Identification of the alpha subunit half-cystine specifically labeled by an affinity reagent for the acetylcholine receptor binding site.

Nicotinic acetylcholine receptors contain a readily reducible disulfide bond at the periphery of the acetylcholine binding site. Following reduction of this disulfide, the binding site is susceptible to affinity labeling by electrophilic reagents with quaternary ammonium moieties. We reduced purified receptor from Torpedo californica electric tissue and affinity alkylated it with 4-(N-maleimido)benzyltri[3H]methylammonium iodide. The label was incorporated solely into the alpha subunit of the receptor. Isolated, labeled alpha subunit was cleaved with CNBr, and the fragments were separated by reverse-phase high-performance liquid chromatography.
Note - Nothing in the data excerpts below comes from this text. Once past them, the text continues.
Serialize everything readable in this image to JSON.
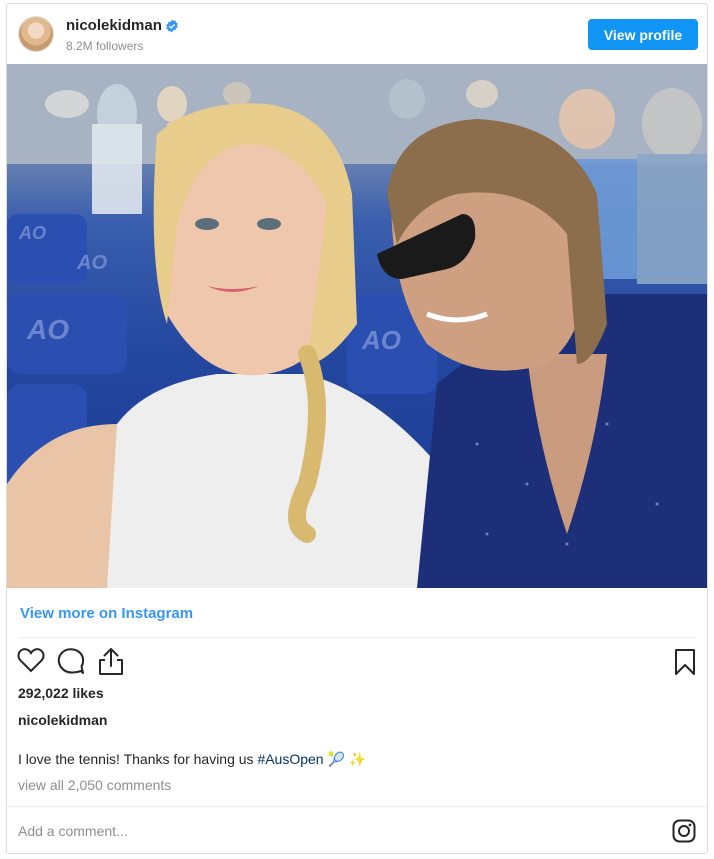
{
  "header": {
    "username": "nicolekidman",
    "followers": "8.2M followers",
    "view_profile_label": "View profile"
  },
  "post": {
    "image_alt": "Selfie of Nicole Kidman and Keith Urban at the Australian Open",
    "view_more_label": "View more on Instagram",
    "likes": "292,022 likes",
    "caption_username": "nicolekidman",
    "caption_text": "I love the tennis! Thanks for having us ",
    "caption_hashtag": "#AusOpen",
    "caption_emoji": "🎾 ✨",
    "view_comments": "view all 2,050 comments",
    "add_comment_placeholder": "Add a comment..."
  },
  "icons": {
    "verified": "verified-badge-icon",
    "like": "heart-icon",
    "comment": "comment-icon",
    "share": "share-icon",
    "save": "bookmark-icon",
    "instagram": "instagram-logo-icon"
  },
  "colors": {
    "primary_button": "#1195f5",
    "link": "#3897f0",
    "hashtag": "#003569",
    "muted_text": "#8e8e8e"
  }
}
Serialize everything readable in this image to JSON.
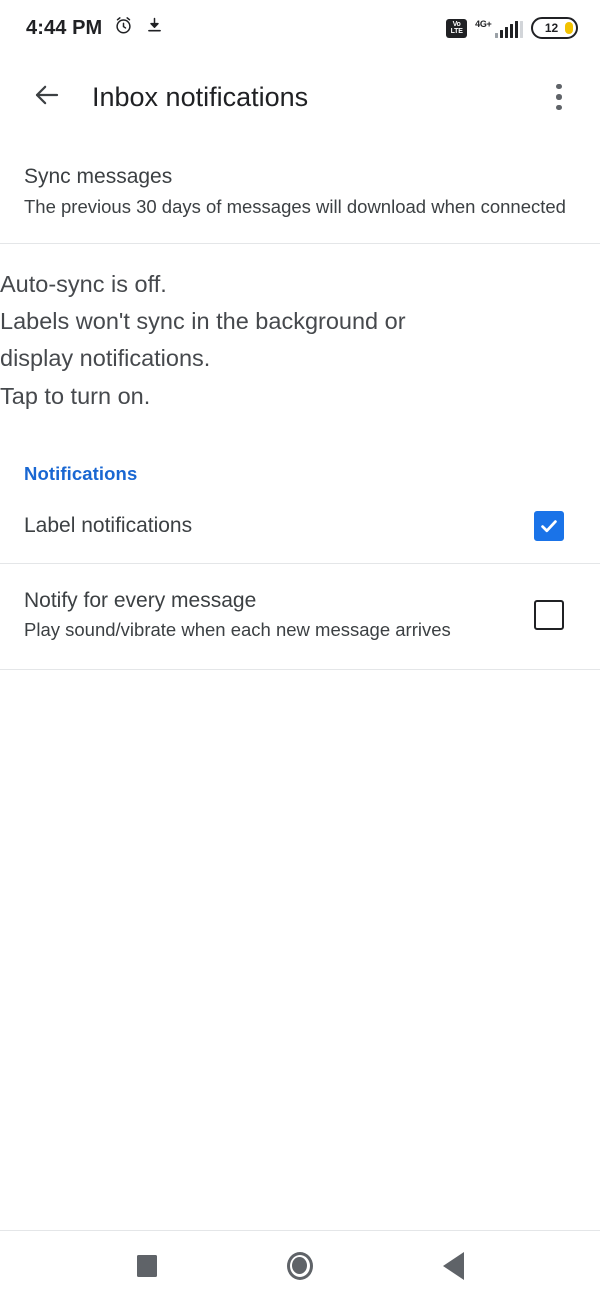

A uniquely labeled CNBr fragment was isolated, and its partial sequence was determined by automated Edman degradation. This CNBr fragment was cleaved at tryptophan residues, the subfragments were separated, and the labeled subfragments were partially sequenced. From our protein sequence information, we identify the labeled CNBr fragment as residues 179 to 207 of the sequence of alpha predicted from the cDNA sequence (Noda, M., Takahashi, H., Tanabe, T., Toyosato, M., Furutani, Y., Hirose, T., Asai, M., Inayama, S., Miyata, T., and Numa, S. (1982) Nature (Lond.) 299, 793-797). From the cycle of the Edman degradation in which radioactive residues are released, we conclude that Cys 192 and, possibly in addition, Cys 193 are the residues specifically labeled by 4-(N-maleimido)benzyltri[3H]methylammonium iodide. They are, therefore, close to the acetylcholine binding site.